The Section of State and Local Government Law served as primary sponsor for a timely program at the Paris Sessions entitled “Cybersecurity Best Practices in Elections.” Nine other ABA entities served as co-sponsors. The program took place on June 8, 2018, at the Paris Le Grand InterContinental Hotel and was one of the best attended during the entire session.
September 15, 2018 Section News
Cybersecurity Best Practices in Elections: ABA Paris Sessions, June 8, 2018
The panel was moderated by Arizona State University Professor Myles Lynk and featured five experts in the fields of election law, cybersecurity, and key aspects of the electoral process. Panelists included John Hardin Young, Lucy Thomson, Steve Zack, Sven Kohlmeier, and Shalva Tskhakaia. Ben Griffith was Program Chair.

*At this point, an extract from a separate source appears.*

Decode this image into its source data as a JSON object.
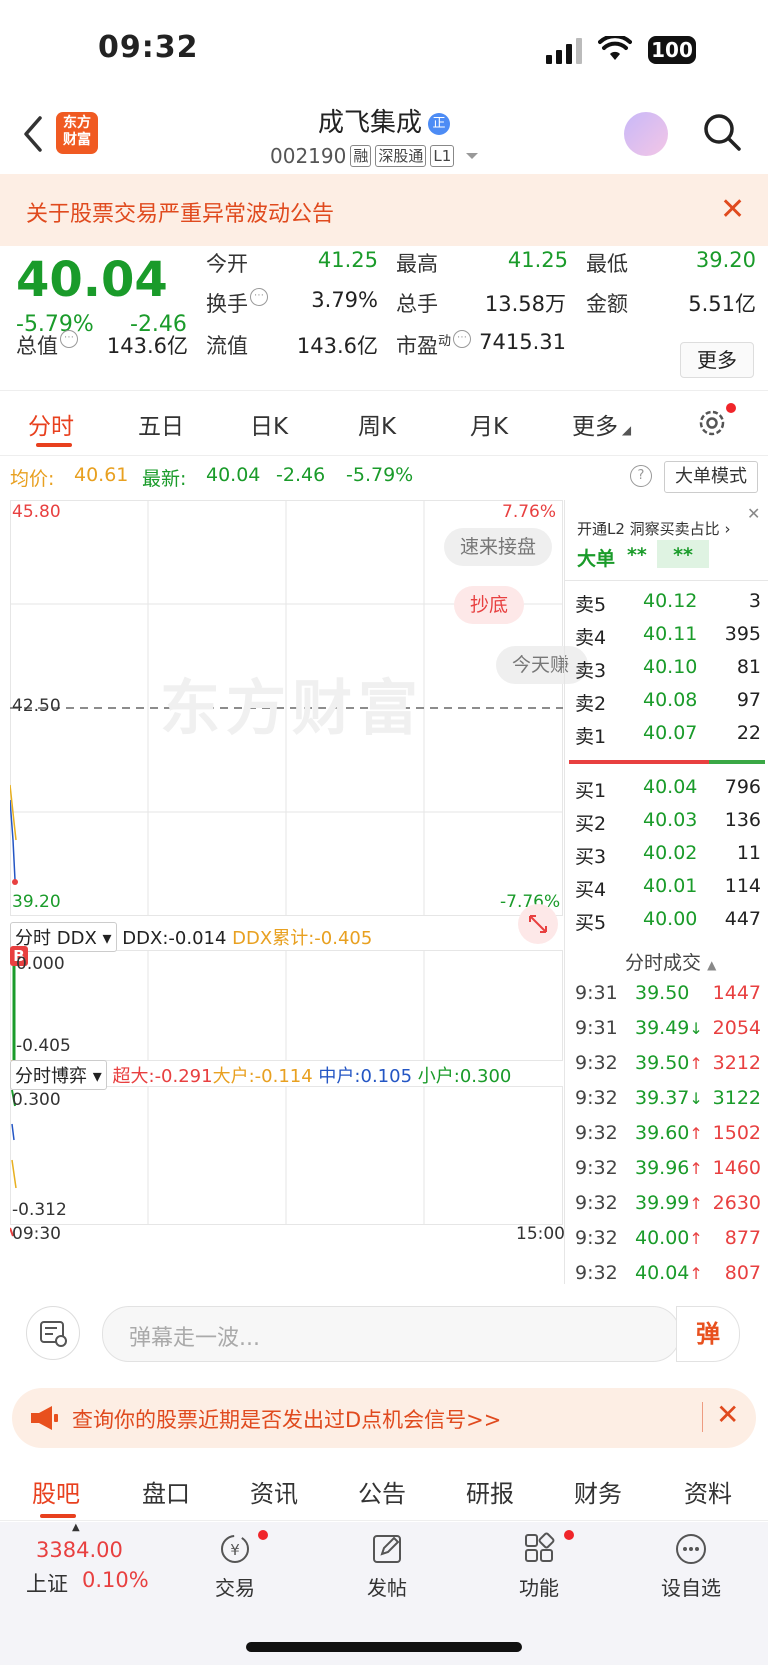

Speakers discussed and identified the best practices/standards that need to exist to prevent interference from state actors and others to ensure a fair and free democratic electoral process. Those standards are now just being developed by the experts. Traditionally, most election management bodies were more concerned with fraudulent voting (e.g., vote buying, carousel voting, fraudulent IDs) and intimidation of voters at the polls; Armenia, Nigeria, and the Philippines are good examples. The Russian interference in the U.S. 2016 elections, and in Europe and elsewhere, showed the vulnerably of electoral systems to cyberattacks. To address this issue, speakers discussed standards to be deployed to “harden” our electoral systems. While these are technical, a discussion of the best practices needed to provide effective cybersecurity to the electoral process was a necessary and integral part of the presentations. Speakers also addressed the vulnerability of democratic elections to cyberattacks, both in the United States and around the world, as well as the standards and protocols necessary to defeat such attacks.
The panel also addressed the current status of whether and how the means and measures to ensure fair elections are being implemented by national and local governments and election authorities in the United States and around the world, and the barriers to implementation. One of the key inquiries is whether the threat is still not being taken seriously enough, or whether the issue is money or the lack thereof, and whether there is an unwillingness of federal, state, and local governments in the United States, and presumably in democracies around the world, to allocate the funds necessary to “harden” our electoral processes against cyberattacks. Further, the panel members from Germany and the Republic of Georgia addressed whether and how on an international level national governments need to facilitate greater cross-border cooperation and more exchanges of information and technology in order to address this threat. Finally, the U.S. panelists addressed whether and how we in the United States need to overcome jurisdictional boundaries between local election districts and state governments that are responsible for conducting elections. The panel was able to share its views on the governmental laws, policies, or practices that need to be adopted or changed in order to implement these necessary steps.
A significant number of relevant and timely questions came from a standing-room-only audience, and it appears that those in attendance benefited from the panel’s description of the cybersecurity problems and discussion of the technical steps that need to be taken in order to successfully address those problems.